In other states it may make sense to pursue civil unions because the courts are unfriendly, so civil unions are a logical legislative end goal. That is not the case with Maryland . The Circuit Court in Baltimore has already affirmed that it is a violation of our state constitution to deny marriage to same-sex couples. The ACLU and Equality Maryland believe there is a very healthy chance that the high court will agree. We also believe that if the LGBT and allied community continue to build our movement and stay politically engaged, we can prevent a constitutional amendment from ever seeing the light of day.
Equality Maryland also hasn't pursued civil unions as a matter of pragmatism: If we couldn't get Gov. Ehrlich to sign the Medical Decision Making Act, we certainly weren't going to get him to sign a civil union bill. And the conservative Senate Judicial Proceedings Committee was not a likely entity to send a civil union bill to the Senate floor for a vote.
Just because the LGBT community had a setback in New York does not mean we get overly disheartened. Many of us in the activist LGBT community were not banking on a win by New York's Court of Appeals, based upon our knowledge of the court. Still, there was always the hope, and the pathetic reasoning employed by the majority was quite upsetting.
But look forward: there are two progressive high courts – Washington State and New Jersey – a set to rule any day now on their marriage cases. California 's legislature already passed a marriage bill, and several Democratic candidates for governor there have vowed to sign it if they edge out Gov.
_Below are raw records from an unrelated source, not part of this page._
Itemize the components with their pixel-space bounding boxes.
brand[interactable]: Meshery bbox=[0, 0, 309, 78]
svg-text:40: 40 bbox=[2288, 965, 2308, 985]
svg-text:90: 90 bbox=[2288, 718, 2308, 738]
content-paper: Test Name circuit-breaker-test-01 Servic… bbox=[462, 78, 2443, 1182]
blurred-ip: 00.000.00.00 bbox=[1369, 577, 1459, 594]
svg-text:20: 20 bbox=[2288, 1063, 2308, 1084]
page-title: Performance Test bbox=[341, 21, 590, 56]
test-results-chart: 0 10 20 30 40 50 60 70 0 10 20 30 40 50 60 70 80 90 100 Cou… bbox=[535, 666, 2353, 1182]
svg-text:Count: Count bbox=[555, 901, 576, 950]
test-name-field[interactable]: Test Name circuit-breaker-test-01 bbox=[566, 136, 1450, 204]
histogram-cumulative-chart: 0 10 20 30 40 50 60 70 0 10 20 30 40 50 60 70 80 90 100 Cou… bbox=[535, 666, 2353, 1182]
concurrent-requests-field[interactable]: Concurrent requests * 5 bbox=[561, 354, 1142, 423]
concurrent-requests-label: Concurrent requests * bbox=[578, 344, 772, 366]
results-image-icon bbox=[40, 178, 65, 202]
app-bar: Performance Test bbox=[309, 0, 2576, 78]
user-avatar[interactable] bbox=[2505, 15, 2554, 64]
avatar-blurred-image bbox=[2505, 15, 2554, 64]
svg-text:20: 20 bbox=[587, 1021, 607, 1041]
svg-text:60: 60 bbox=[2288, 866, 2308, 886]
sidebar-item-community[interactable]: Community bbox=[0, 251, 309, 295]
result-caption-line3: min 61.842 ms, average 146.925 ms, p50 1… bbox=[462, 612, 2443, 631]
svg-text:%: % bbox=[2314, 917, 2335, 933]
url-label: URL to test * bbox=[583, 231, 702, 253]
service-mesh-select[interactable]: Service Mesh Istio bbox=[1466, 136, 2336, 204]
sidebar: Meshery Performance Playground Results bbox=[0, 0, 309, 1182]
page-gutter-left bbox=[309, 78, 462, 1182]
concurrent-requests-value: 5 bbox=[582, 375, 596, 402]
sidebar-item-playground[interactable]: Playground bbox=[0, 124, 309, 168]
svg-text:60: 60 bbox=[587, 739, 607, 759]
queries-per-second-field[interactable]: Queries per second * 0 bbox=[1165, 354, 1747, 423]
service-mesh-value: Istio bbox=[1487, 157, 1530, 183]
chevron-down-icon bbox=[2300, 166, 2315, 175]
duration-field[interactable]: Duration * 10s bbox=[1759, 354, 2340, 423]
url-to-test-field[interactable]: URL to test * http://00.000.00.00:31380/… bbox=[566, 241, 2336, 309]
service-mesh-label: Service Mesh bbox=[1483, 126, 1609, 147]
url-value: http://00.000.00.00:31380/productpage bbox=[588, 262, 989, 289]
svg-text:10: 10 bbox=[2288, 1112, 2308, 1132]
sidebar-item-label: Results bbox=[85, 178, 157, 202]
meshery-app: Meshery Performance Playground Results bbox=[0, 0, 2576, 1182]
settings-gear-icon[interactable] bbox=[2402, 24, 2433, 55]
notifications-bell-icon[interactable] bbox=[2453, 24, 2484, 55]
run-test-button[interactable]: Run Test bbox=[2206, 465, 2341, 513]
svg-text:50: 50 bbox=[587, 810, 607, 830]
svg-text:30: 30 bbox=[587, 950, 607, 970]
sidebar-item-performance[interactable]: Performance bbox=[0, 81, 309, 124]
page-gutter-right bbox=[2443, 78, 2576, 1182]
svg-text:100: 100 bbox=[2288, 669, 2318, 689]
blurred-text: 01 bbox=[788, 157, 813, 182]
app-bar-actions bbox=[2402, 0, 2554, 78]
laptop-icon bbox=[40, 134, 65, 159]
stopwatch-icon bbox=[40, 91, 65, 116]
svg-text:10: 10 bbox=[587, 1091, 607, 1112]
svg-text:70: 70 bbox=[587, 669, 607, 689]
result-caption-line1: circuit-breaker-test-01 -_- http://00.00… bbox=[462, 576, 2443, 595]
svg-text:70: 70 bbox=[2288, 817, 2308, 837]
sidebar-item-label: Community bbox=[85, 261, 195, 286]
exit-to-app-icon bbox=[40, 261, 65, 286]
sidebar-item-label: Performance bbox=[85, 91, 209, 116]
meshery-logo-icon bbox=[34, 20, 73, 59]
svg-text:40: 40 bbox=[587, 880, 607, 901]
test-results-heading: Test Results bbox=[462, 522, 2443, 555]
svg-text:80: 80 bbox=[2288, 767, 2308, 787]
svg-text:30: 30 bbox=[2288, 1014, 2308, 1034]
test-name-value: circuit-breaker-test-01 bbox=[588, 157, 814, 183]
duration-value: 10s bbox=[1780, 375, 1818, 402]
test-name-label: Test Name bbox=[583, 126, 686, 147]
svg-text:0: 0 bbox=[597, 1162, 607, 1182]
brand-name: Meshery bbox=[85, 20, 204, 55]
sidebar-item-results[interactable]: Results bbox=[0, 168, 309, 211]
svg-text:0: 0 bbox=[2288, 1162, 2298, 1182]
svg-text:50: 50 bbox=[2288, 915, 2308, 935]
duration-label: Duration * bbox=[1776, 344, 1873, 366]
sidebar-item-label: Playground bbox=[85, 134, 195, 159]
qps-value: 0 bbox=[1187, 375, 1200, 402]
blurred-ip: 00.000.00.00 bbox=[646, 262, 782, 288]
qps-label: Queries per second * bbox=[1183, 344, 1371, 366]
Schwarzeneggar in November. And while there is potential of a ballot measure in Massachusetts in 2008, we already know that more than half the population there supports equal marriage rights. In New York , New Jersey , and California , the population is evenly split or decisively in favor of marriage for same-sex couples. And nationally, opposite to equal marriage rights is declining.
We're getting there, but if we want to gain the full respect of the laws in the United States, then we're going to have to deal with the legal and legislative setbacks as well as the successes. If the ability to marry the person we love was as easy to come by as summer thunderstorms in Maryland , then would it be worth it? Let's not forget why the forces of intolerance are working to keep us from marrying, they cannot accept that we love as they do. They must reduce us to sex acts, mentally confine us to parade floats, strip us out of constitutions, and remind us that we are deserving of stigmatization through sodomy laws and marriage amendments.
There are many families that deserve and need protections now. That's why Equality Maryland continues to work in the General Assembly to make advancements. In 2005 Equality Maryland passed not just the Medical Decision Making Act, but also bills to eliminate the transfer and recordation tax for same-sex couples. Sadly, Governor Ehrlich vetoed both bills. This year, Equality Maryland worked with legislators to make important chances to advance directive forms to grant new rights to same-sex couples that avail themselves of advance directives.
If marriage for same-sex couples in Maryland fell completely out of reach, then a pragmatic organization like Equality Maryland would reevaluate our goals. And if we lose in court, then we'll take our case to the General Assembly. Remember, though, that this conversation is not just about protections and rights, but also about how LGBT Americans and our families are going to be treated in society. Of course civil unions are better than nothing – much better than nothing – but as long as we can gain our seat at the table with every other American, we should never strive for anything less than what we deserve.